While the scoring efficiency is an area of improvement for Dinwiddie (and will be a huge area for him being in the 6th Man of the Year race), his passing is not an issue whatsoever. It’s well known his prowess on that facet of the floor (2017/18: 7th in total assists, 9th in assist percentage, 2nd in assist to turnover ratio) and could elevate him above fellow pure scorers who are generally in the running for the award.

These sort of passes in the pick and roll aren’t the easiest yet the control and timing of Dinwiddie is second to none.

Such plays are what put im in a separate tier from fellow 6th MOTY contenders.

Here’s a comparison of the last 10 6th Man of the Year winners and their points and assists in comparison to Dinwiddie’s numbers last season.

Player PPG APG
Spencer Dinwiddie (2017-18) 12.6 6.6
Lou Williams (2017-18) 22.6 5.3
Eric Gordon (2016-17) 16.2 2.5
Jamal Crawford (2015-16) 14.2 2.3
Lou Williams (2014-15) 15.5 2.1
Jamal Crawford (2013-14) 18.6 3.2
J.R. Smith (2012-13) 18.1 2.7
James Harden (2011-12) 16.8 3.7
Lamar Odom (2010-11) 14.4 3
Jamal Crawford (2009-10) 18 3
Jason Terry (2008-09) 19.6 3.4

Outside of Lou Williams last season there were no great passers on that list. The offense ran very heavily through him last season for the Clippers, especially with the absence of Milos Teodosic and Patrick Beverley for significant parts of the season.

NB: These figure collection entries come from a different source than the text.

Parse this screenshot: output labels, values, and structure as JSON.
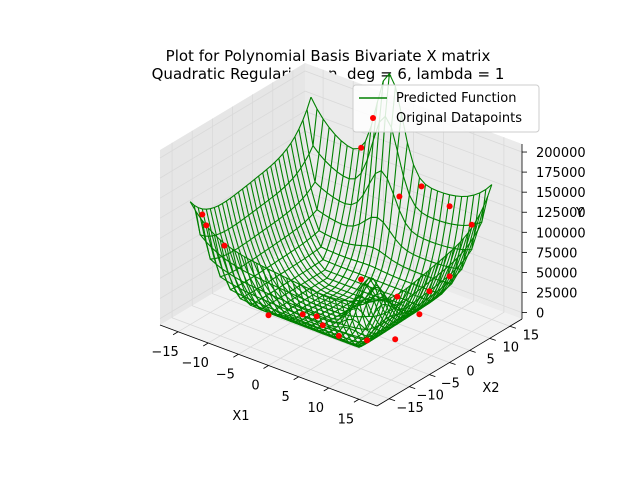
{
  "chart_data": {
    "type": "surface3d",
    "title": [
      "Plot for Polynomial Basis Bivariate X matrix",
      "Quadratic Regularisation, deg = 6, lambda = 1"
    ],
    "xlabel": "X1",
    "ylabel": "X2",
    "zlabel": "Y",
    "xlim": [
      -18,
      18
    ],
    "ylim": [
      -18,
      18
    ],
    "zlim": [
      -8000,
      210000
    ],
    "xticks": [
      -15,
      -10,
      -5,
      0,
      5,
      10,
      15
    ],
    "yticks": [
      -15,
      -10,
      -5,
      0,
      5,
      10,
      15
    ],
    "zticks": [
      0,
      25000,
      50000,
      75000,
      100000,
      125000,
      150000,
      175000,
      200000
    ],
    "zticklabels": [
      "0",
      "25000",
      "50000",
      "75000",
      "100000",
      "125000",
      "150000",
      "175000",
      "200000"
    ],
    "xticklabels": [
      "−15",
      "−10",
      "−5",
      "0",
      "5",
      "10",
      "15"
    ],
    "yticklabels": [
      "−15",
      "−10",
      "−5",
      "0",
      "5",
      "10",
      "15"
    ],
    "legend": {
      "position": "top-right",
      "entries": [
        {
          "label": "Predicted Function",
          "marker": "line",
          "color": "#008000"
        },
        {
          "label": "Original Datapoints",
          "marker": "dot",
          "color": "#ff0000"
        }
      ]
    },
    "surface": {
      "name": "Predicted Function",
      "color": "#008000",
      "x_range": [
        -15,
        15
      ],
      "y_range": [
        -15,
        15
      ],
      "grid": 31,
      "corner_values": {
        "x-15_y-15": 145000,
        "x15_y-15": 110000,
        "x-15_y15": 185000,
        "x15_y15": 160000
      }
    },
    "points": {
      "name": "Original Datapoints",
      "color": "#ff0000",
      "data": [
        {
          "x": -15,
          "y": -12,
          "z": 120000
        },
        {
          "x": -14,
          "y": -8,
          "z": 72000
        },
        {
          "x": -13,
          "y": -14,
          "z": 118000
        },
        {
          "x": -2,
          "y": -15,
          "z": 40000
        },
        {
          "x": 3,
          "y": -14,
          "z": 52000
        },
        {
          "x": 5,
          "y": -12,
          "z": 38000
        },
        {
          "x": 6,
          "y": -15,
          "z": 61000
        },
        {
          "x": 9,
          "y": -14,
          "z": 42000
        },
        {
          "x": 11,
          "y": -10,
          "z": 30000
        },
        {
          "x": 13,
          "y": -6,
          "z": 25000
        },
        {
          "x": -6,
          "y": 14,
          "z": 150000
        },
        {
          "x": 1,
          "y": 13,
          "z": 112000
        },
        {
          "x": 4,
          "y": 14,
          "z": 130000
        },
        {
          "x": 10,
          "y": 12,
          "z": 128000
        },
        {
          "x": 15,
          "y": 10,
          "z": 125000
        },
        {
          "x": 8,
          "y": 2,
          "z": 40000
        },
        {
          "x": 12,
          "y": 4,
          "z": 52000
        },
        {
          "x": 14,
          "y": 6,
          "z": 70000
        },
        {
          "x": 13,
          "y": 0,
          "z": 38000
        },
        {
          "x": 0,
          "y": 5,
          "z": 30000
        }
      ]
    },
    "grid": true,
    "pane_color": "#f2f2f2"
  }
}
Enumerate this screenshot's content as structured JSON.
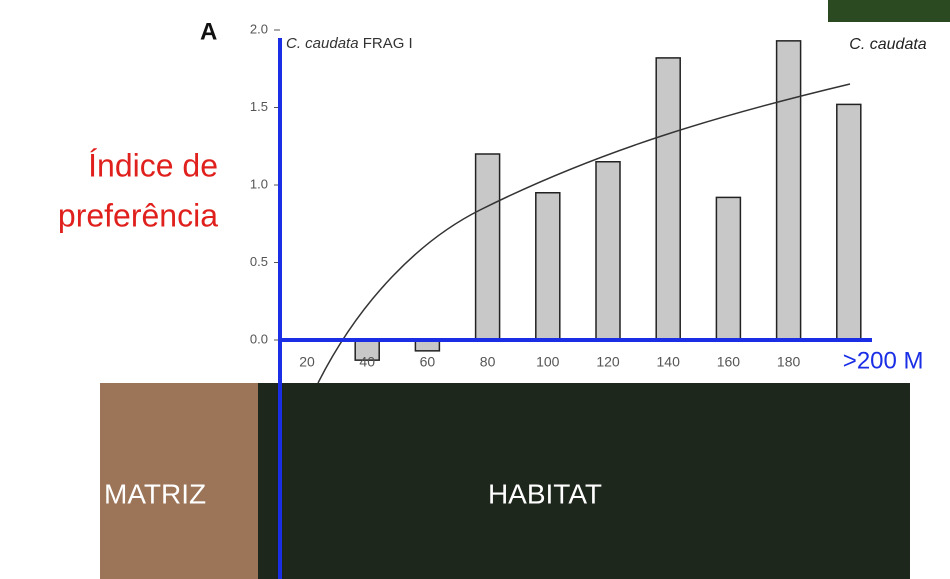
{
  "chart_data": {
    "type": "bar",
    "panel_label": "A",
    "title_italic": "C. caudata",
    "title": "FRAG I",
    "y_label": [
      "Índice de",
      "preferência"
    ],
    "photo_caption": "C. caudata",
    "categories": [
      "20",
      "40",
      "60",
      "80",
      "100",
      "120",
      "140",
      "160",
      "180",
      ">200 M"
    ],
    "values": [
      0,
      -0.13,
      -0.07,
      1.2,
      0.95,
      1.15,
      1.82,
      0.92,
      1.93,
      1.52
    ],
    "color": "#c8c8c8",
    "ylim": [
      -0.25,
      2.0
    ],
    "yticks": [
      {
        "value": 0,
        "label": "0.0"
      },
      {
        "value": 0.5,
        "label": "0.5"
      },
      {
        "value": 1,
        "label": "1.0"
      },
      {
        "value": 1.5,
        "label": "1.5"
      },
      {
        "value": 2,
        "label": "2.0"
      }
    ],
    "regions": [
      "MATRIZ",
      "HABITAT"
    ]
  }
}
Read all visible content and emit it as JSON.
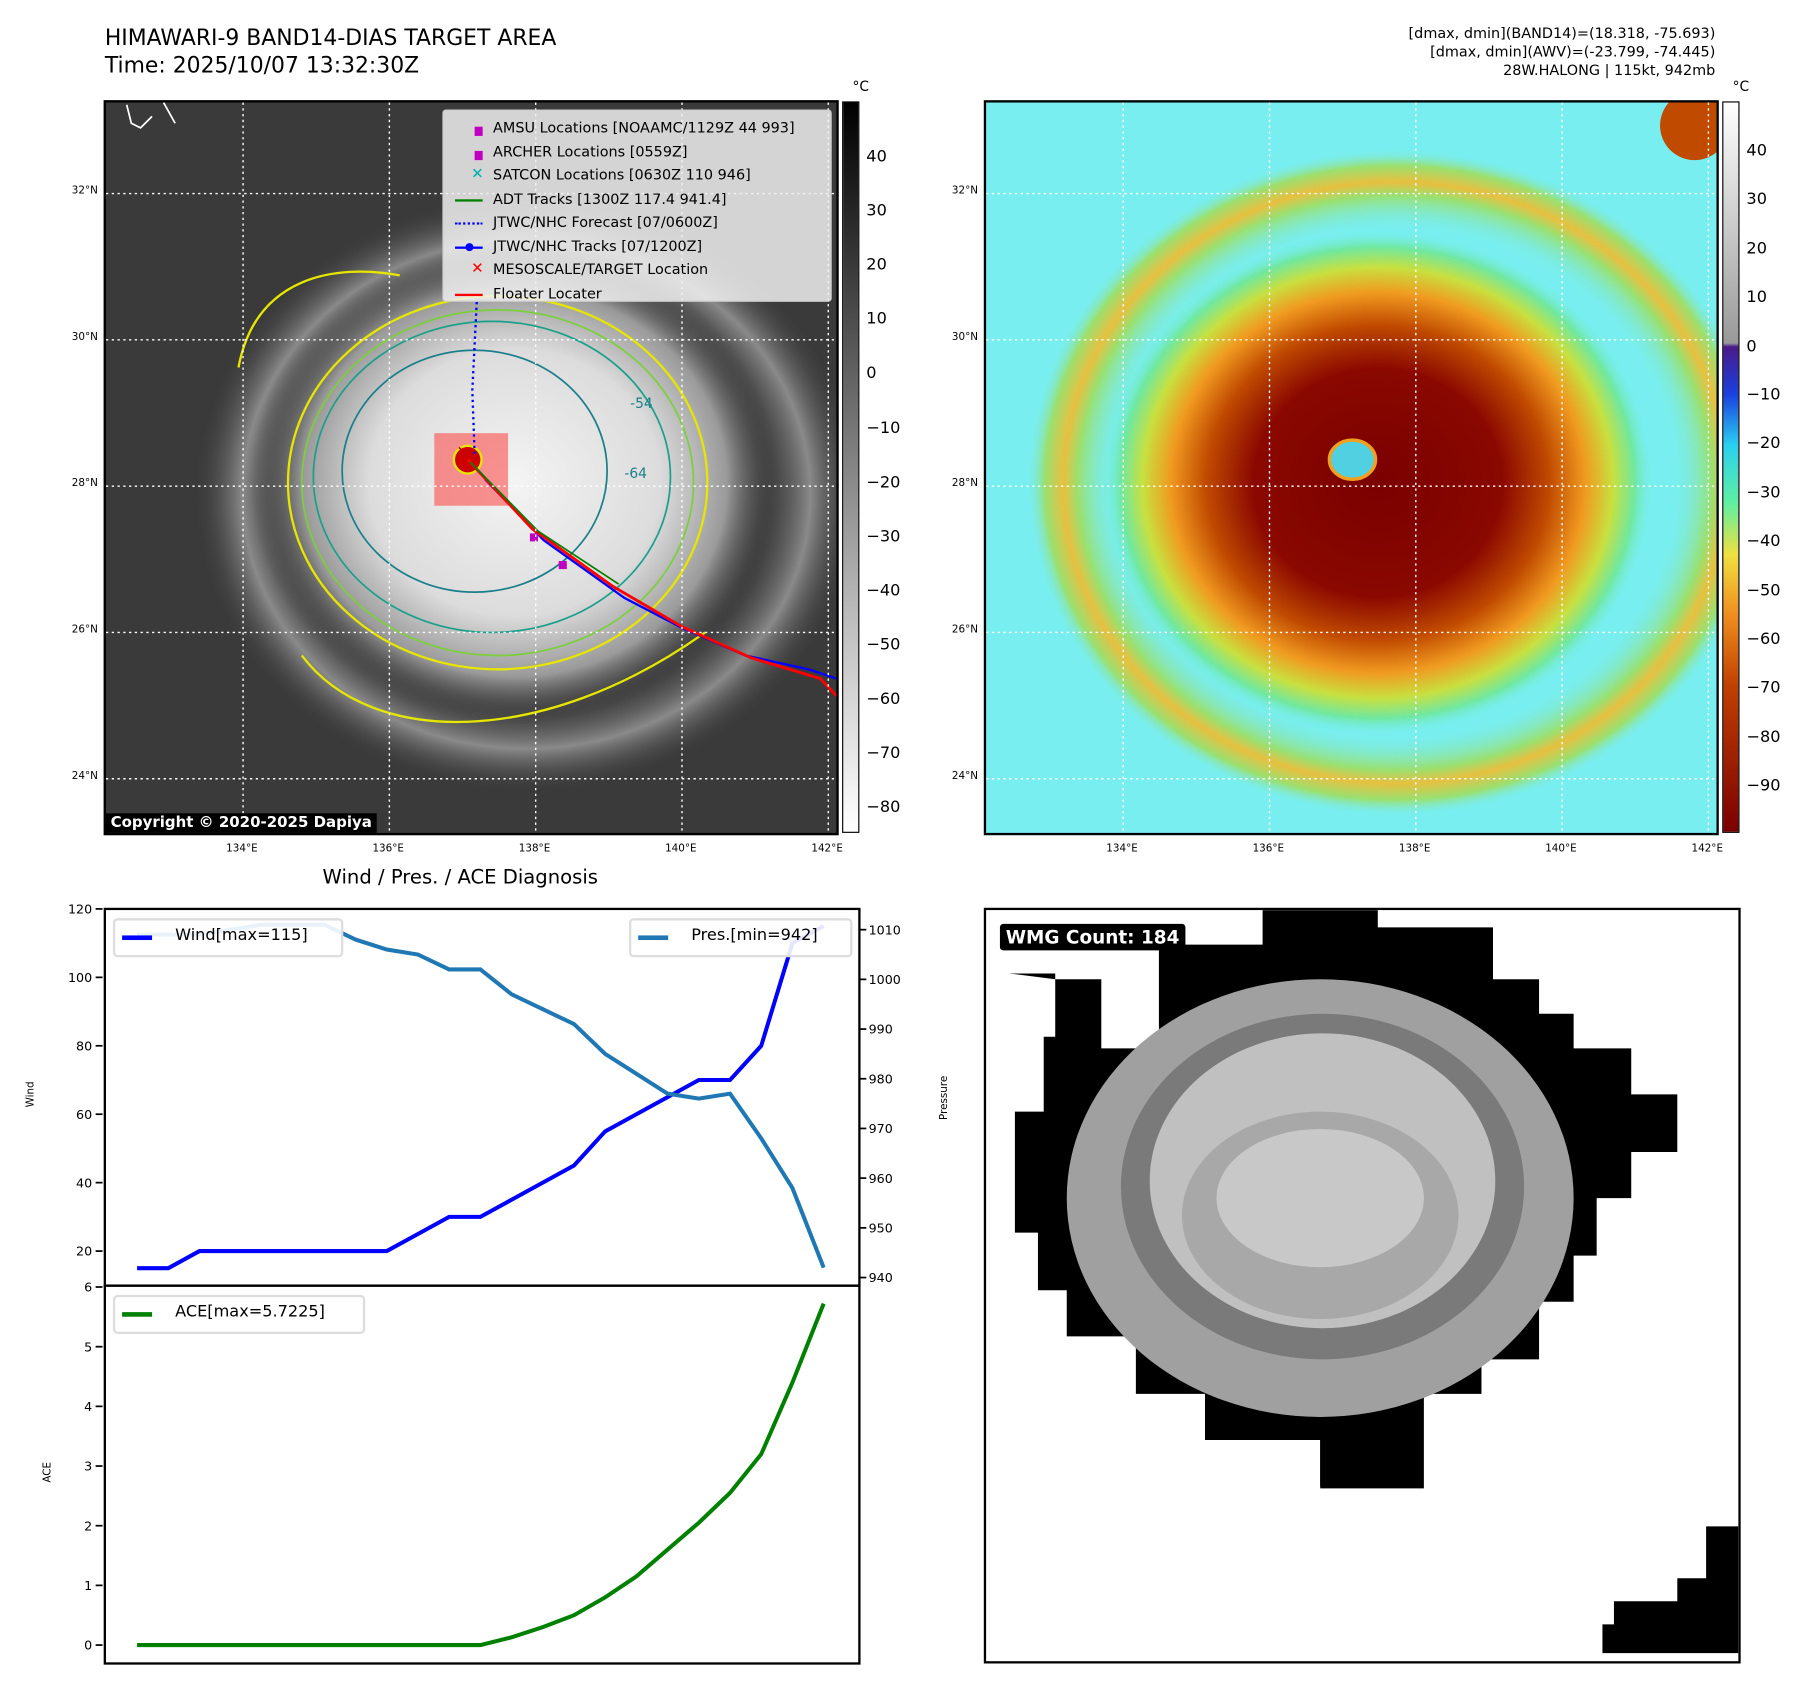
{
  "header": {
    "title": "HIMAWARI-9 BAND14-DIAS TARGET AREA",
    "time": "Time: 2025/10/07 13:32:30Z",
    "info_line1": "[dmax, dmin](BAND14)=(18.318, -75.693)",
    "info_line2": "[dmax, dmin](AWV)=(-23.799, -74.445)",
    "info_line3": "28W.HALONG | 115kt, 942mb"
  },
  "map": {
    "lon_ticks": [
      "134°E",
      "136°E",
      "138°E",
      "140°E",
      "142°E"
    ],
    "lat_ticks": [
      "32°N",
      "30°N",
      "28°N",
      "26°N",
      "24°N"
    ],
    "copyright": "Copyright © 2020-2025 Dapiya",
    "contour_labels": [
      "-64",
      "-54"
    ],
    "legend": [
      {
        "label": "AMSU Locations [NOAAMC/1129Z 44 993]",
        "icon": "square-marker",
        "color": "#c000c0"
      },
      {
        "label": "ARCHER Locations [0559Z]",
        "icon": "square-marker",
        "color": "#c000c0"
      },
      {
        "label": "SATCON Locations [0630Z 110 946]",
        "icon": "x-marker",
        "color": "#00b0b0"
      },
      {
        "label": "ADT Tracks [1300Z 117.4 941.4]",
        "icon": "solid-line",
        "color": "#008000"
      },
      {
        "label": "JTWC/NHC Forecast [07/0600Z]",
        "icon": "dotted-line",
        "color": "#0000ff"
      },
      {
        "label": "JTWC/NHC Tracks [07/1200Z]",
        "icon": "line-dot",
        "color": "#0000ff"
      },
      {
        "label": "MESOSCALE/TARGET Location",
        "icon": "x-marker",
        "color": "#ff0000"
      },
      {
        "label": "Floater Locater",
        "icon": "solid-line",
        "color": "#ff0000"
      }
    ]
  },
  "colorbar_left": {
    "unit": "°C",
    "ticks": [
      "40",
      "30",
      "20",
      "10",
      "0",
      "−10",
      "−20",
      "−30",
      "−40",
      "−50",
      "−60",
      "−70",
      "−80"
    ]
  },
  "colorbar_right": {
    "unit": "°C",
    "ticks": [
      "40",
      "30",
      "20",
      "10",
      "0",
      "−10",
      "−20",
      "−30",
      "−40",
      "−50",
      "−60",
      "−70",
      "−80",
      "−90"
    ]
  },
  "wmg": {
    "label": "WMG Count: 184"
  },
  "chart_data": [
    {
      "type": "line",
      "title": "Wind / Pres. / ACE Diagnosis",
      "ylabel": "Wind",
      "y2label": "Pressure",
      "ylim": [
        10,
        120
      ],
      "y2lim": [
        937.5,
        1014
      ],
      "yticks": [
        "120",
        "100",
        "80",
        "60",
        "40",
        "20"
      ],
      "y2ticks": [
        "1010",
        "1000",
        "990",
        "980",
        "970",
        "960",
        "950",
        "940"
      ],
      "series": [
        {
          "name": "Wind[max=115]",
          "color": "#0000ff",
          "axis": "left",
          "values": [
            15,
            15,
            20,
            20,
            20,
            20,
            20,
            20,
            20,
            25,
            30,
            30,
            35,
            40,
            45,
            55,
            60,
            65,
            70,
            70,
            80,
            110,
            115
          ]
        },
        {
          "name": "Pres.[min=942]",
          "color": "#1f77b4",
          "axis": "right",
          "values": [
            1009,
            1009,
            1009,
            1010,
            1011,
            1011,
            1011,
            1008,
            1006,
            1005,
            1002,
            1002,
            997,
            994,
            991,
            985,
            981,
            977,
            976,
            977,
            968,
            958,
            942
          ]
        }
      ]
    },
    {
      "type": "line",
      "ylabel": "ACE",
      "ylim": [
        -0.3,
        6
      ],
      "yticks": [
        "6",
        "5",
        "4",
        "3",
        "2",
        "1",
        "0"
      ],
      "series": [
        {
          "name": "ACE[max=5.7225]",
          "color": "#008000",
          "values": [
            0,
            0,
            0,
            0,
            0,
            0,
            0,
            0,
            0,
            0,
            0,
            0,
            0.13,
            0.3,
            0.5,
            0.8,
            1.15,
            1.6,
            2.05,
            2.55,
            3.2,
            4.4,
            5.7225
          ]
        }
      ]
    }
  ]
}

Looking at those numbers Dinwiddie will have to take a minor jump in the scoring department to be in the 6th MOTY race. That could easily happen if his 3-point and field goal percentage take a minor improvement. If he made just 28 more shots from the field last season that 38.9% number goes up to a far more respectable 42%. As for the perimeter shooting, an extra 10 3-pointers would increase his percentage from 32.6% to 35%. That’s completely in the realms of possibility, especially with performances like this.

Spencer’s 27-point game came in a win over the Sixers where he shot 46.2% (6/13) from the field and 50% (2/4) from three.

Such efficient nights combined with a better chemistry with D’Lo could lead to Dinwiddie being in the running for yet another postseason award.